Here are some examples of skydomes that I made using Terragen.  Most of the skies I used were authored in Terragen and so were separate clouds that were later used as game assets as cards. Here is my experience with Terragen

Pros:
Art direct the skies with specific time of day and cloud composition.
Render cloud alphas for post work in photoshop or for in-engine materials.
Author HDR skies with a real dynamic range, which is important for in game lighting for some pipelines

Cons:
Still very difficult to control procedural outcomes of clouds. Limited access to education of software and lack of tools in Terragen make this difficult to overcome.
Very long render times.

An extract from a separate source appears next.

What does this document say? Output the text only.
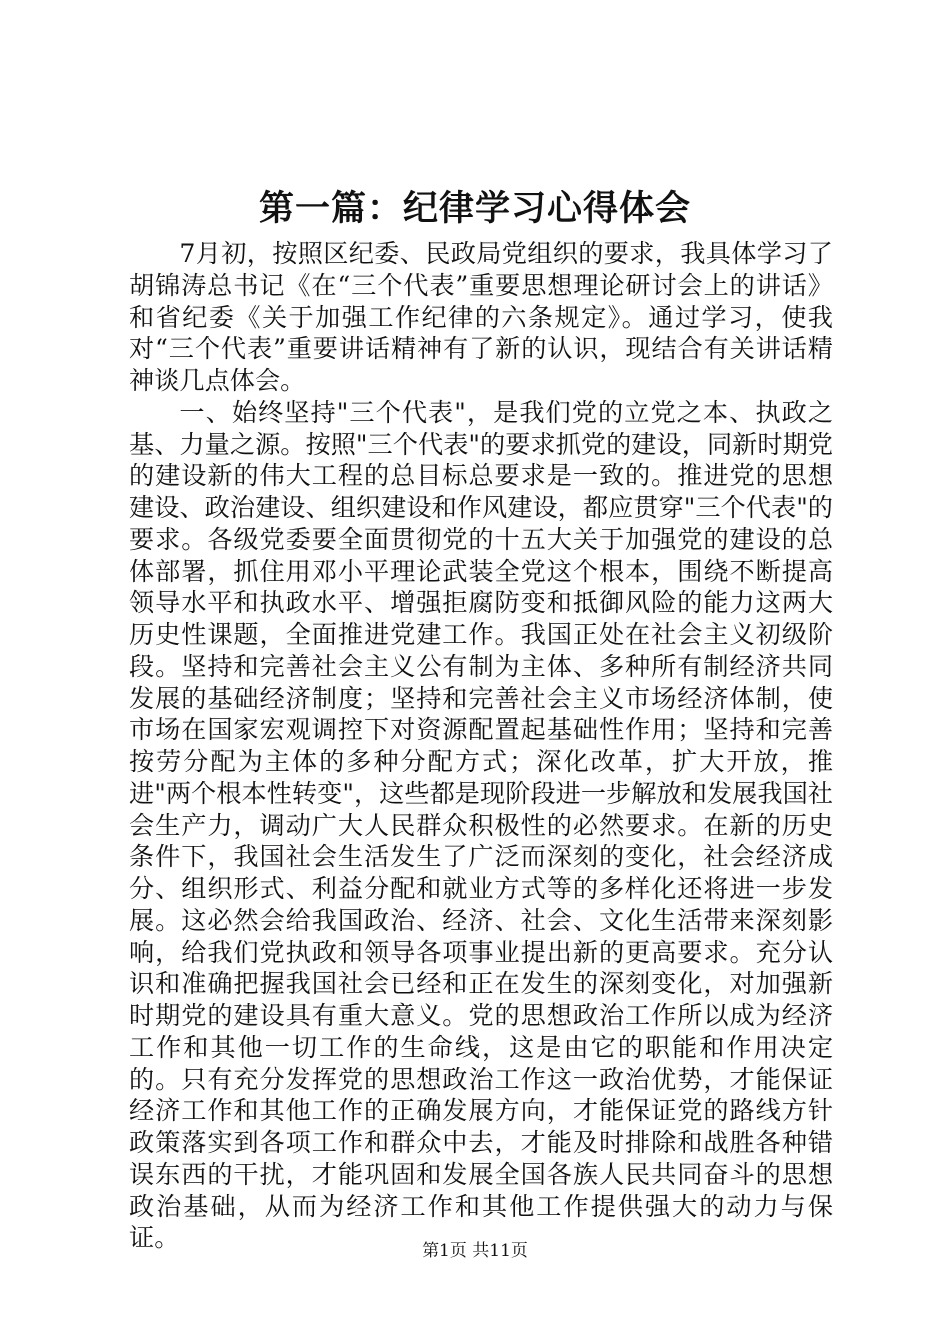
第一篇：纪律学习心得体会

7月初，按照区纪委、民政局党组织的要求，我具体学习了胡锦涛总书记《在“三个代表”重要思想理论研讨会上的讲话》和省纪委《关于加强工作纪律的六条规定》。通过学习，使我对“三个代表”重要讲话精神有了新的认识，现结合有关讲话精神谈几点体会。

一、始终坚持"三个代表"，是我们党的立党之本、执政之基、力量之源。按照"三个代表"的要求抓党的建设，同新时期党的建设新的伟大工程的总目标总要求是一致的。推进党的思想建设、政治建设、组织建设和作风建设，都应贯穿"三个代表"的要求。各级党委要全面贯彻党的十五大关于加强党的建设的总体部署，抓住用邓小平理论武装全党这个根本，围绕不断提高领导水平和执政水平、增强拒腐防变和抵御风险的能力这两大历史性课题，全面推进党建工作。我国正处在社会主义初级阶段。坚持和完善社会主义公有制为主体、多种所有制经济共同发展的基础经济制度；坚持和完善社会主义市场经济体制，使市场在国家宏观调控下对资源配置起基础性作用；坚持和完善按劳分配为主体的多种分配方式；深化改革，扩大开放，推进"两个根本性转变"，这些都是现阶段进一步解放和发展我国社会生产力，调动广大人民群众积极性的必然要求。在新的历史条件下，我国社会生活发生了广泛而深刻的变化，社会经济成分、组织形式、利益分配和就业方式等的多样化还将进一步发展。这必然会给我国政治、经济、社会、文化生活带来深刻影响，给我们党执政和领导各项事业提出新的更高要求。充分认识和准确把握我国社会已经和正在发生的深刻变化，对加强新时期党的建设具有重大意义。党的思想政治工作所以成为经济工作和其他一切工作的生命线，这是由它的职能和作用决定的。只有充分发挥党的思想政治工作这一政治优势，才能保证经济工作和其他工作的正确发展方向，才能保证党的路线方针政策落实到各项工作和群众中去，才能及时排除和战胜各种错误东西的干扰，才能巩固和发展全国各族人民共同奋斗的思想政治基础，从而为经济工作和其他工作提供强大的动力与保证。	第1页 共11页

This usually limits the use of Easy Clouds to make the renders more manageable.  It's not easy to convince management that you need a render farm in a game pipeline


N-drju

Quote from: BeauJayce on July 22, 2020, 07:01:51 amCons:
Still very difficult to control procedural outcomes of clouds. Limited access to education of software and lack of tools in Terragen make this difficult to overcome.
Very long render times. This usually limits the use of Easy Clouds to make the renders more manageable.  It's not easy to convince management that you need a render farm in a game pipeline

- It's not really that hard. You can just mask cloud coverage areas in many ways and you don't necessarily have to loose precision.

- I feel you. That, I guess, is partially due to the management's ignorance ("A render fa... a render what??!") and partially due to the fact that they might be afraid of someone stealing the studio / company concept and output. Which, of course, is somewhat exaggerated, because render farms doing this would loose clients in an instant.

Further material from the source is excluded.